Kaminari-kun, apparently, is banned from swimming pools due to him potentially electrocuting every occupant in the pool, which includes himself (“I also can’t vape,” Kaminari solemnly confesses. “Like, I blew up my brother’s vape.”). Ojiro-kun has never won at card games even once in his life because his tail is prone to, well, show his cards (“And yes,” Ojiro-kun says solemnly, “I don't sleep on my back. I mean, it's physically impossible for me.”).
They make pretty good progress on the chem presentation overall, and are now making cue cards to memorize from. They talk sometimes, asking things (“Is this the correct way to spell, uhh, dichlo—dichlorodipenile..?” "It's phenyl.") or just sharing bits of gossip (“Did you know Aizawa-sensei has an Instagram for his cats—” “You’re lying! ”). Other than that, they settle into … a surprisingly comfortable silence, for classmates who haven’t gotten to know each other well enough. Well, Ochako supposes they have gotten to know each other a little better in the past hour.
All in all, it’s a good group project session. If a little awkward, a little embarrassing, and a little hard.
Midoriya-kun stands up suddenly, in the middle of a discussion. “What’s up?” Kaminari says, puzzled.
“My mom’s here,” Midoriya-kun says. And then, right on cue, a voice rings out from the living room: “Izuku!”
“I’m gonna go greet her,” Midoriya says. And then, seeing his three groupmates proceed to stand up, he says, “Um, you guys don’t have to come—”
“Of course we gotta, man,” Kaminari-kun says, slinging an easy arm around Midoriya-kun’s shoulders. Ochako catches Midoriya’s eyes widening with surprise, face reddening from the familiar action. Not that Kaminari-kun notices. “It’s just manners.”
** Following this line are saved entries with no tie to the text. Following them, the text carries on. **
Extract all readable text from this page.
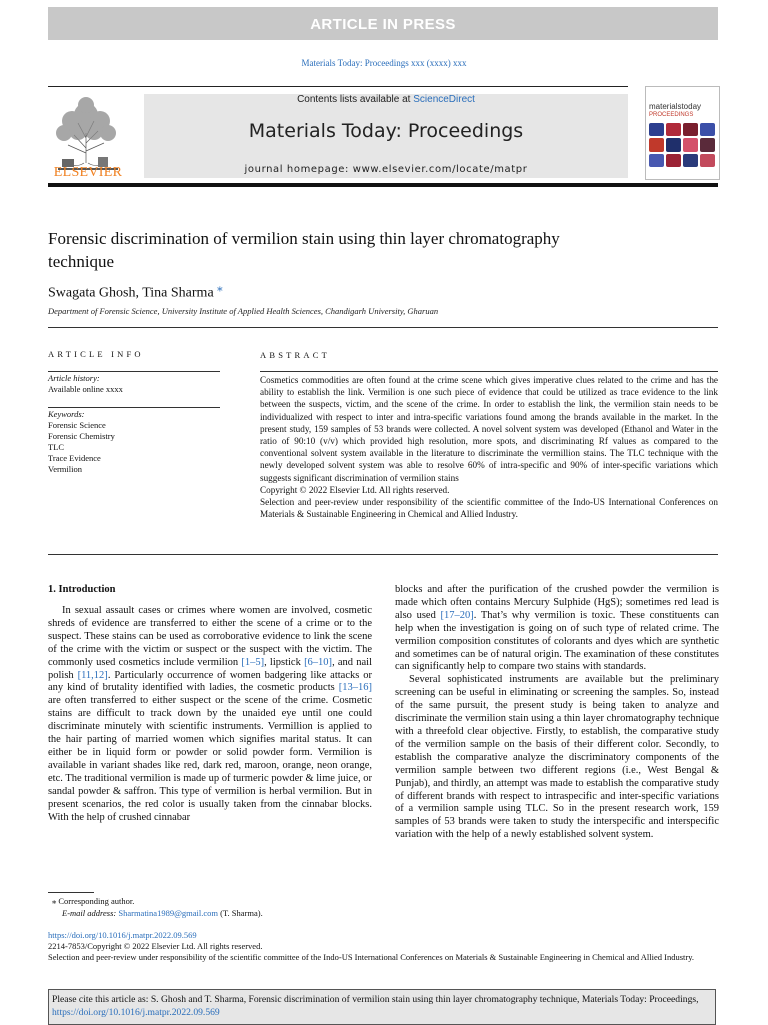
ARTICLE IN PRESS
Materials Today: Proceedings xxx (xxxx) xxx
ELSEVIER
Contents lists available at ScienceDirect
Materials Today: Proceedings
journal homepage: www.elsevier.com/locate/matpr
materialstoday
PROCEEDINGS
Forensic discrimination of vermilion stain using thin layer chromatography technique
Swagata Ghosh, Tina Sharma ⁎
Department of Forensic Science, University Institute of Applied Health Sciences, Chandigarh University, Gharuan
ARTICLE INFO
Article history:
Available online xxxx
Keywords:
Forensic Science
Forensic Chemistry
TLC
Trace Evidence
Vermilion
ABSTRACT

Cosmetics commodities are often found at the crime scene which gives imperative clues related to the crime and has the ability to establish the link. Vermilion is one such piece of evidence that could be utilized as trace evidence to the link between the suspects, victim, and the scene of the crime. In order to establish the link, the vermilion stain needs to be individualized with respect to inter and intra-specific variations found among the brands available in the market. In the present study, 159 samples of 53 brands were collected. A novel solvent system was developed (Ethanol and Water in the ratio of 90:10 (v/v) which provided high resolution, more spots, and discriminating Rf values as compared to the conventional solvent system available in the literature to discriminate the vermillion stains. The TLC technique with the newly developed solvent system was able to resolve 60% of intra-specific and 90% of inter-specific variations which suggests significant discrimination of vermilion stains

Copyright © 2022 Elsevier Ltd. All rights reserved.

Selection and peer-review under responsibility of the scientific committee of the Indo-US International Conferences on Materials & Sustainable Engineering in Chemical and Allied Industry.

1. Introduction

In sexual assault cases or crimes where women are involved, cosmetic shreds of evidence are transferred to either the scene of a crime or to the suspect. These stains can be used as corroborative evidence to link the scene of the crime with the victim or suspect or the suspect with the victim. The commonly used cosmetics include vermilion [1–5], lipstick [6–10], and nail polish [11,12]. Particularly occurrence of women badgering like attacks or any kind of brutality identified with ladies, the cosmetic products [13–16] are often transferred to either suspect or the scene of the crime. Cosmetic stains are difficult to track down by the unaided eye until one could discriminate minutely with scientific instruments. Vermillion is applied to the hair parting of married women which signifies marital status. It can either be in liquid form or powder or solid powder form. Vermilion is available in variant shades like red, dark red, maroon, orange, neon orange, etc. The traditional vermilion is made up of turmeric powder & lime juice, or sandal powder & saffron. This type of vermilion is herbal vermilion. But in present scenarios, the red color is usually taken from the cinnabar blocks. With the help of crushed cinnabar

blocks and after the purification of the crushed powder the vermilion is made which often contains Mercury Sulphide (HgS); sometimes red lead is also used [17–20]. That’s why vermilion is toxic. These constituents can help when the investigation is going on of such type of related crime. The vermilion composition constitutes of colorants and dyes which are synthetic and sometimes can be of natural origin. The examination of these constitutes can significantly help to compare two stains with standards.

Several sophisticated instruments are available but the preliminary screening can be useful in eliminating or screening the samples. So, instead of the same pursuit, the present study is being taken to analyze and discriminate the vermilion stain using a thin layer chromatography technique with a threefold clear objective. Firstly, to establish, the comparative study of the vermilion sample on the basis of their different color. Secondly, to establish the comparative analyze the discriminatory components of the vermilion sample between two different regions (i.e., West Bengal & Punjab), and thirdly, an attempt was made to establish the comparative study of different brands with respect to intraspecific and inter-specific variations of a vermilion sample using TLC. So in the present research work, 159 samples of 53 brands were taken to study the interspecific and interspecific variation with the help of a newly established solvent system.

⁎ Corresponding author.
E-mail address: Sharmatina1989@gmail.com (T. Sharma).
https://doi.org/10.1016/j.matpr.2022.09.569
2214-7853/Copyright © 2022 Elsevier Ltd. All rights reserved.
Selection and peer-review under responsibility of the scientific committee of the Indo-US International Conferences on Materials & Sustainable Engineering in Chemical and Allied Industry.
Please cite this article as: S. Ghosh and T. Sharma, Forensic discrimination of vermilion stain using thin layer chromatography technique, Materials Today: Proceedings, https://doi.org/10.1016/j.matpr.2022.09.569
“We are guests, after all,” Ojiro-kun says calmly, tidying up the mess of papers and books on the floor. “We should say hi.”
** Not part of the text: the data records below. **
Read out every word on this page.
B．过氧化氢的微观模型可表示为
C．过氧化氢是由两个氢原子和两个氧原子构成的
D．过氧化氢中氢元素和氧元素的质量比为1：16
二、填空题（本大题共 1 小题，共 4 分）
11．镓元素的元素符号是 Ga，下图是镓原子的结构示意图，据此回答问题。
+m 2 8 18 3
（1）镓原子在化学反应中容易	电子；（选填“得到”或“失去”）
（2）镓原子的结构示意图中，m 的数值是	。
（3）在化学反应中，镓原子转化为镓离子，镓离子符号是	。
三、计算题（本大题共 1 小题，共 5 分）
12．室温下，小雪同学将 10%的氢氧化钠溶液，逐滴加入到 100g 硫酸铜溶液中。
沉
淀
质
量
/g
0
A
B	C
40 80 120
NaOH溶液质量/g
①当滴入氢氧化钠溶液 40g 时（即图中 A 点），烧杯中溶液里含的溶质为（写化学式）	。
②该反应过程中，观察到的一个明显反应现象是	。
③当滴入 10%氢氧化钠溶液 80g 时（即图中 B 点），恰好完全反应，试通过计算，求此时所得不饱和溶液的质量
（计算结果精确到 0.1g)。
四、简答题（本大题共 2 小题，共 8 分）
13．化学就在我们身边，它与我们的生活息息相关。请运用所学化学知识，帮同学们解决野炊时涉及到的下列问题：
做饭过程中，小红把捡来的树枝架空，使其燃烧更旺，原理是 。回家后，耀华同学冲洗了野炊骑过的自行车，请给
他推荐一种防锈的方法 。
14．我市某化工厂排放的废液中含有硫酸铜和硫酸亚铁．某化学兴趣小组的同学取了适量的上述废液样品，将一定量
“You gotta introduce us to your mom, Midoriya-kun,” Ochako says, grins a little. “We don’t wanna be rude friends.”
“Okay,” Midoriya-kun says then, ducking down a little. “Yeah,” he opens the door, letting them all walk out of his room to say hi to his mom. Maybe it’s just Ochako’s imagination, but Midoriya-kun’s voice isn’t all that quiet anymore. Not loud, certainly, but—clearer. Like he isn’t scared of being heard.
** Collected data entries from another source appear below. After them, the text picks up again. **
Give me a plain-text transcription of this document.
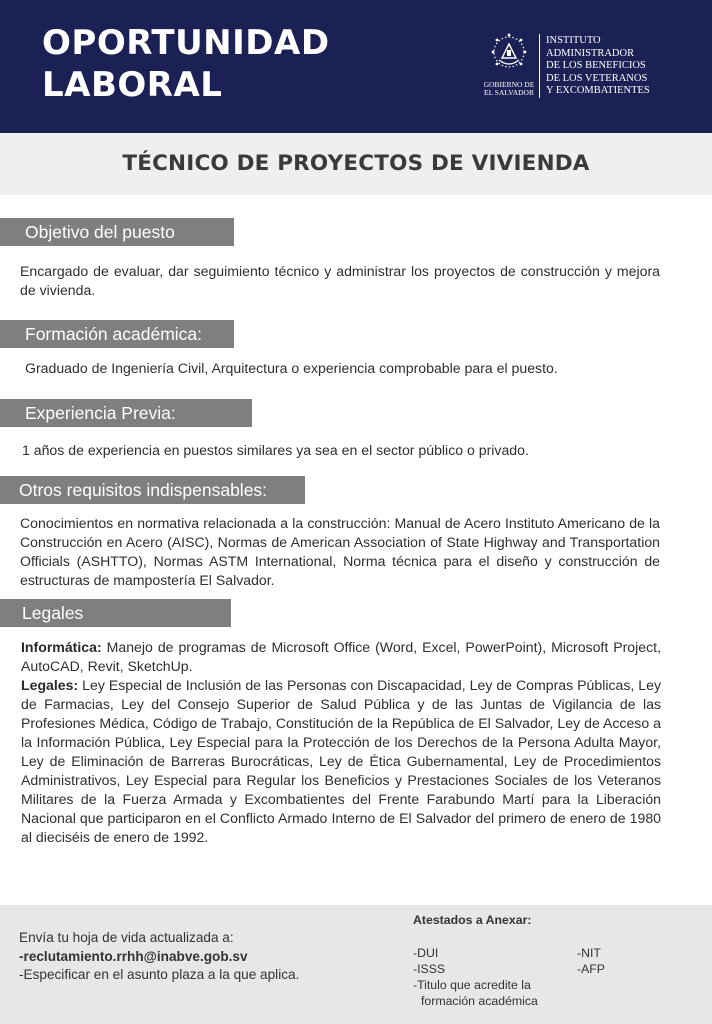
OPORTUNIDAD
LABORAL	GOBIERNO DE
EL SALVADOR
INSTITUTO
ADMINISTRADOR
DE LOS BENEFICIOS
DE LOS VETERANOS
Y EXCOMBATIENTES
TÉCNICO DE PROYECTOS DE VIVIENDA
Objetivo del puesto
Encargado de evaluar, dar seguimiento técnico y administrar los proyectos de construcción y mejora de vivienda.
Formación académica:
Graduado de Ingeniería Civil, Arquitectura o experiencia comprobable para el puesto.
Experiencia Previa:
1 años de experiencia en puestos similares ya sea en el sector público o privado.
Otros requisitos indispensables:
Conocimientos en normativa relacionada a la construcción: Manual de Acero Instituto Americano de la Construcción en Acero (AISC), Normas de American Association of State Highway and Transportation Officials (ASHTTO), Normas ASTM International, Norma técnica para el diseño y construcción de estructuras de mampostería El Salvador.
Legales
Informática: Manejo de programas de Microsoft Office (Word, Excel, PowerPoint), Microsoft Project, AutoCAD, Revit, SketchUp.
Legales: Ley Especial de Inclusión de las Personas con Discapacidad, Ley de Compras Públicas, Ley de Farmacias, Ley del Consejo Superior de Salud Pública y de las Juntas de Vigilancia de las Profesiones Médica, Código de Trabajo, Constitución de la República de El Salvador, Ley de Acceso a la Información Pública, Ley Especial para la Protección de los Derechos de la Persona Adulta Mayor, Ley de Eliminación de Barreras Burocráticas, Ley de Ética Gubernamental, Ley de Procedimientos Administrativos, Ley Especial para Regular los Beneficios y Prestaciones Sociales de los Veteranos Militares de la Fuerza Armada y Excombatientes del Frente Farabundo Martí para la Liberación Nacional que participaron en el Conflicto Armado Interno de El Salvador del primero de enero de 1980 al dieciséis de enero de 1992.
Envía tu hoja de vida actualizada a:
-reclutamiento.rrhh@inabve.gob.sv
-Especificar en el asunto plaza a la que aplica.
Atestados a Anexar:
-DUI
-ISSS
-Titulo que acredite la
formación académica
-NIT
-AFP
“Oh, by the way,” Ochako says, as they walk down the hallway, “Does the fish have a name? Your pet fish, I mean.”
There is a pause before Midoriya-kun answers with a slightly embarrassed look on his face. “Yeah,” he says. “Um. It’s Fish.”
Ochako stares at him. The moment she gets it, she throws her head back and laughs.
Despite it all, she’s glad she’s in class 1-A. She really is. Despite it all.